Nashar claimed that the Americans were applying pressure on the opposition to go to Moscow. However, he added that “we need to ensure that this is not another maneuver to make us go to Russia only to meet with Syrians who are supported by Russia and pretend to be [members of the] opposition,” in reference to former deputy premier Qadri Jamil, who was recently dismissed by Assad for unauthorized meetings with Russian and US diplomats.

The Syrian deputy foreign minister, Faisal Miqdad, and presidential media adviser, Bouthaina Shaaban, arrived in Moscow on Monday to discuss preparations for Geneva II. The two senior Syrian officials will hold meetings with Russian deputy foreign ministers Guennadi Gatilov and Mikhail Bogdanov.

In the meantime, Bogdanov held meetings with Iranian deputy foreign minister Hossein Amir-Abdollahian. “We see Iran as an important partner in all Middle East affairs,” he said, adding, “This will give us an opportunity to discuss developments in Syria and around it.”

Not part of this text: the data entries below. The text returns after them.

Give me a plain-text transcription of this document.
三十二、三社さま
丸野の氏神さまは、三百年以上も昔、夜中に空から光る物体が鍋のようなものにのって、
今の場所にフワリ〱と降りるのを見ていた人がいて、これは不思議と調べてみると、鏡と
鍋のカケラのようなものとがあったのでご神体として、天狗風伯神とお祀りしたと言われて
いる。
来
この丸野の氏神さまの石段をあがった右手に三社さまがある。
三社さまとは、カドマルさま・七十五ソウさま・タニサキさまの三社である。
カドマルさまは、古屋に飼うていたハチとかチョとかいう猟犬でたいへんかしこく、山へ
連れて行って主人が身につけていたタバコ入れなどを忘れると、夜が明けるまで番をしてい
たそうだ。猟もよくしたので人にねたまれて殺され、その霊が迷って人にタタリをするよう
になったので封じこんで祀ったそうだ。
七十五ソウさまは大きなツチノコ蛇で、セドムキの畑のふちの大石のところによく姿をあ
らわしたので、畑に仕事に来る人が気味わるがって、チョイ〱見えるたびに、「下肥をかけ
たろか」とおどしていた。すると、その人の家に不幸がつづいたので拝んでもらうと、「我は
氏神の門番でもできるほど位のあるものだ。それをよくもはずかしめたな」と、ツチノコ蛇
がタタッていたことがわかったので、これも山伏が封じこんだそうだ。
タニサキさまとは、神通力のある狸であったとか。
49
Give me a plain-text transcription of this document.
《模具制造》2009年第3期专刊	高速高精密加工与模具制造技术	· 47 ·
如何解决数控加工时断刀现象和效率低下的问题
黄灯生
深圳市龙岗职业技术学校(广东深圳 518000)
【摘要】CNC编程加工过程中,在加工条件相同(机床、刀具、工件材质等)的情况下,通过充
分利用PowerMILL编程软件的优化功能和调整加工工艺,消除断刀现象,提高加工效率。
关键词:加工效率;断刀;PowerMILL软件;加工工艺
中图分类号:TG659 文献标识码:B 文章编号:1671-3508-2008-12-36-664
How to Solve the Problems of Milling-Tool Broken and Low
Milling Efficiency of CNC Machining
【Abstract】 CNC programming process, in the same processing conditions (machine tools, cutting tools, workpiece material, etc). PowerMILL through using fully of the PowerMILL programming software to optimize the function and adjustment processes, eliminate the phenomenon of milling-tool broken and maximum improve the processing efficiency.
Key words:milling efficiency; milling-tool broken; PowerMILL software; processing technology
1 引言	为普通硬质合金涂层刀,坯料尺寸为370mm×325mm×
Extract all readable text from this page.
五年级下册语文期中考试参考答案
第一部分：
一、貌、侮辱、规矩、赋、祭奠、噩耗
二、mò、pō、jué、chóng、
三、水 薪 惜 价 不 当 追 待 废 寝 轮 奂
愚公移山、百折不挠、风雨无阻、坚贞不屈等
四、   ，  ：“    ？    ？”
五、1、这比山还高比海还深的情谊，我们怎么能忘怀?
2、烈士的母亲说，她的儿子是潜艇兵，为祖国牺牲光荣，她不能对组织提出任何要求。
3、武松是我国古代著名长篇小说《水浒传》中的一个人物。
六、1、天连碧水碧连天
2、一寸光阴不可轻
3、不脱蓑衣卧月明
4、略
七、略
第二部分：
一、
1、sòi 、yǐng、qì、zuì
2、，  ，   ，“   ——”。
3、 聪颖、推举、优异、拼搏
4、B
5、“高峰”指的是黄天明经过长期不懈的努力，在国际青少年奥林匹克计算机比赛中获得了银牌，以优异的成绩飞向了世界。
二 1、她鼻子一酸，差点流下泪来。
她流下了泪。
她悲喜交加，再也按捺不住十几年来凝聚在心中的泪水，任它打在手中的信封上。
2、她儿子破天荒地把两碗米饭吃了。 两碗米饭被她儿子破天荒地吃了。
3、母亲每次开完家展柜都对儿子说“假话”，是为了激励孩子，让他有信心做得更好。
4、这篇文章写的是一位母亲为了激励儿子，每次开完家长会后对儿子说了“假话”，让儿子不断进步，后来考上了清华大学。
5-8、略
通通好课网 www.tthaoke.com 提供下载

Meanwhile, the Kremlin announced that Russian President Vladimir Putin held a telephone conversation with Iranian President Hassan Rouhani and stressed the importance of the efforts to organize the Geneva II conference. Washington, however, has expressed reservations about allowing Iran to participate in the Syrian peace talks.

For his part, Russian Foreign Minister Sergey Lavrov criticized the opposition for placing conditions on attending the Geneva II conference. He said: “The opposition’s linking of its participation in Geneva II with achieving a breakthrough on the humanitarian front is strange and worrying, because the conference will never be held if we wait for the ideal conditions for that.”

He said US Secretary of State John Kerry agreed with him that humanitarian efforts must be intensified, but that they should not be used as an excuse to avoid attending the conference.